For this question, we will take the above process one step further. We are going to provide you with a common algorithm, and you are to complete the following:

- Construct pseudocode for the algorithm.
- Analyze your pseudocode line by line.
- Provide the runtime complexity for the algorithm.
- Provide an explanation justifying your analysis of the algorithm. 

You may select from the following:

### 1. Euclidean Algorithm
- **Category**: Number theory  
- **Purpose**: Finds the greatest common divisor (GCD) of two numbers using repeated division.  

### 2. Fibonacci Sequence (Iterative or Recursive)
- **Category**: Sequence generation  
- **Purpose**: Generates the Fibonacci sequence, where each number is the sum of the two preceding ones.  

### 3. Prime Number Checking (Trial Division)
- **Category**: Number theory  
- **Purpose**: Determines whether a number is prime by checking divisibility up to its square root.  

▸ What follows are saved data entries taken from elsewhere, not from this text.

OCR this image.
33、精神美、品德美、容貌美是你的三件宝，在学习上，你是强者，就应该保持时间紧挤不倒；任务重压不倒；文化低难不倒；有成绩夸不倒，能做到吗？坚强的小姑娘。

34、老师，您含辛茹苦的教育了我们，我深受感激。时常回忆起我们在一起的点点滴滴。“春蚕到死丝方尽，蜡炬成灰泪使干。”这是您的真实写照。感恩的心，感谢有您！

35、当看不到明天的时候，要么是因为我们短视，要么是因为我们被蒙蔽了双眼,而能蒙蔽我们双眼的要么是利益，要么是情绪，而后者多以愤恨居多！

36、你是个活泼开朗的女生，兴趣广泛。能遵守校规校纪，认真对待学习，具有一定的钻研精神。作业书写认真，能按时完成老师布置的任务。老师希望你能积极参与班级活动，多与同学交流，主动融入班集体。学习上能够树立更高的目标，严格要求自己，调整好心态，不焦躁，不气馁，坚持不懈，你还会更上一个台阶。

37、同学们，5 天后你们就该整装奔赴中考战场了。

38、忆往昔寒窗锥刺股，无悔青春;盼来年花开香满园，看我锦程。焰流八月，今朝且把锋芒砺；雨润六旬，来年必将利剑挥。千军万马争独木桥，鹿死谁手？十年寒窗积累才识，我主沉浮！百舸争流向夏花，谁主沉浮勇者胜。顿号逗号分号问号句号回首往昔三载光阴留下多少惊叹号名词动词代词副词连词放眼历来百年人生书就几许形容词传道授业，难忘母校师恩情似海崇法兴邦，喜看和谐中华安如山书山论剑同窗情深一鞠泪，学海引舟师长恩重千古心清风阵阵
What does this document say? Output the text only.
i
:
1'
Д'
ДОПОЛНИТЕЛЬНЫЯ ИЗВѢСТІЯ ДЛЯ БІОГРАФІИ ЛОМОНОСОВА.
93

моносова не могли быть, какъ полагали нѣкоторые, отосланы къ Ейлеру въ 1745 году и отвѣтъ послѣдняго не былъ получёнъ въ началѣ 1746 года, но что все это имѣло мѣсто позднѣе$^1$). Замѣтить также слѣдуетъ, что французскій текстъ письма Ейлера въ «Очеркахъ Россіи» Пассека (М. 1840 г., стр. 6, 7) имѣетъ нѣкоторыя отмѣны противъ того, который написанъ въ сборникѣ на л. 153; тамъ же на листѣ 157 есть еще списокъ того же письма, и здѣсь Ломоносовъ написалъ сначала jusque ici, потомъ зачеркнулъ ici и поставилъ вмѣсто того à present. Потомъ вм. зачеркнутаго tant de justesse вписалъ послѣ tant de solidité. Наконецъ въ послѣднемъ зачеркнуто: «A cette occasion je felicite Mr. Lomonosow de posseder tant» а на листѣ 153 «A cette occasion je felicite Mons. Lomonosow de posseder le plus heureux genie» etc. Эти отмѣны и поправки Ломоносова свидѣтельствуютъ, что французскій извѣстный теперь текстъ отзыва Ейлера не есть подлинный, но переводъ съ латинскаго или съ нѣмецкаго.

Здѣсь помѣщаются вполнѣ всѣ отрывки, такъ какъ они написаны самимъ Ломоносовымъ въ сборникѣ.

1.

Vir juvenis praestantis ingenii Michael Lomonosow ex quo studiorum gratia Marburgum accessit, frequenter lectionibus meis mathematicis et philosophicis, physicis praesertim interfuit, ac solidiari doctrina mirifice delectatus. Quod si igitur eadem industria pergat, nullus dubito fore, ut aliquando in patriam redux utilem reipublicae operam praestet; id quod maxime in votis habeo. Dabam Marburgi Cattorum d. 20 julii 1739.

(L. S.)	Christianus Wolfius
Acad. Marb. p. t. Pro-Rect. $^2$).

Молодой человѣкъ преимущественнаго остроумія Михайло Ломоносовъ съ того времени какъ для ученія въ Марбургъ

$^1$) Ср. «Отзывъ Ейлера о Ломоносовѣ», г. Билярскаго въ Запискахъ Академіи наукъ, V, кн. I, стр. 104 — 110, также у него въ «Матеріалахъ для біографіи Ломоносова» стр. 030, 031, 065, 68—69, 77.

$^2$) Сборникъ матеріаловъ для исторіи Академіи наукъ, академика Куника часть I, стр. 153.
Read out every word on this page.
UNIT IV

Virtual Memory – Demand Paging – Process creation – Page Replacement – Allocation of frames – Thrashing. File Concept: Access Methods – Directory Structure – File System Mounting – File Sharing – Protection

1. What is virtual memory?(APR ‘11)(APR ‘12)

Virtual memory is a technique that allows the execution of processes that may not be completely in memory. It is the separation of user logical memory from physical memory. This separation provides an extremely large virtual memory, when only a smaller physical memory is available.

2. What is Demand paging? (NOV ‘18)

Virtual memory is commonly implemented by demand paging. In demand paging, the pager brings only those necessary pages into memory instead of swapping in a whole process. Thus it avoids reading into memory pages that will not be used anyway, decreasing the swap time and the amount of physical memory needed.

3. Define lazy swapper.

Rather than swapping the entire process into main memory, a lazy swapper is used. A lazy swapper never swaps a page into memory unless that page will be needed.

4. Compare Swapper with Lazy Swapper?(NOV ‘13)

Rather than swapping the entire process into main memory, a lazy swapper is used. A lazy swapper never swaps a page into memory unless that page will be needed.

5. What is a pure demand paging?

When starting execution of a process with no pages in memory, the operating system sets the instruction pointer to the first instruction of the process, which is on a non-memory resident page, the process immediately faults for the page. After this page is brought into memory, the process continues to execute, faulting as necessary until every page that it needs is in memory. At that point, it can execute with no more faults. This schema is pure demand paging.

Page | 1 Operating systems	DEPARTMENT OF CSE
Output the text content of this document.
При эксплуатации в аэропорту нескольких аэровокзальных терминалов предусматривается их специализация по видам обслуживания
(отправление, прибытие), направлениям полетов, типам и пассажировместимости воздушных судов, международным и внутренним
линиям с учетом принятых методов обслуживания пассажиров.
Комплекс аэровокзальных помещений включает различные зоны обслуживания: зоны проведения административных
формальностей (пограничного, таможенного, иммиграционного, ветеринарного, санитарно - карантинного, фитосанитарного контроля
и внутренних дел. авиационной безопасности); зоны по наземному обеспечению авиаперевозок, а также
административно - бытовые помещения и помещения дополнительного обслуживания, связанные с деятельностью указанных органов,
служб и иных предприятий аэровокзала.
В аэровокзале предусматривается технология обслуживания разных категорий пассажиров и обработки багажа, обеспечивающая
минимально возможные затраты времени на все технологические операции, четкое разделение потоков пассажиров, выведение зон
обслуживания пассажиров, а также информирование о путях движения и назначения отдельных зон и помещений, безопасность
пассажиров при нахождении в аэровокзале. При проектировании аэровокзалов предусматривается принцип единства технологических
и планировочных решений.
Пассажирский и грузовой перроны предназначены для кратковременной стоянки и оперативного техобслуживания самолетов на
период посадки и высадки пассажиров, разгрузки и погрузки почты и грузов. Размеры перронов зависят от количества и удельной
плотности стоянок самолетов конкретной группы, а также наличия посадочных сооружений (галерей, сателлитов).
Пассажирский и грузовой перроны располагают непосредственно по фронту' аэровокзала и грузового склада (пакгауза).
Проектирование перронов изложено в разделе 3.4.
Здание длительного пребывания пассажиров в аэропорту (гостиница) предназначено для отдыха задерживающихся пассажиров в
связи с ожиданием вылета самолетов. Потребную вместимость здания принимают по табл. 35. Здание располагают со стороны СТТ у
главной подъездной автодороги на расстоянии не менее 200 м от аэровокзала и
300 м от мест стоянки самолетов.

# Q3: Probabilities and Distributions (30 points total)

 Objective: Demonstrate understanding of probability distributions, moments, and their data science applications.

## 3A Dataset Identification (10 points)

 Find a publicly available dataset that exhibits characteristics of a particular probability distribution (e.g., Poisson, Normal, Exponential).

 Over the course of this question you will help prove that this dataset aligns with that chosen distribution.

In [None]:
# Import Python Modules


# Import dataset

Describe your dataset:



## 3B Compute the first four moments for each feature (column). (10 points)
Select a minimum of two features for your response.

In [None]:
# Perform computation here.

## 3C Interpret these moments in the context of the dataset and compare them to the theoretical values of the selected distribution. (10 points)

At a minimum you should perform the following:
- Compute the theoretical values of the first four moments.
- Plot the data and fit the chosen distribution visually (using histograms, bar charts, etc.)
- Provide a written analysis of the differences between the theoretical and calculated values.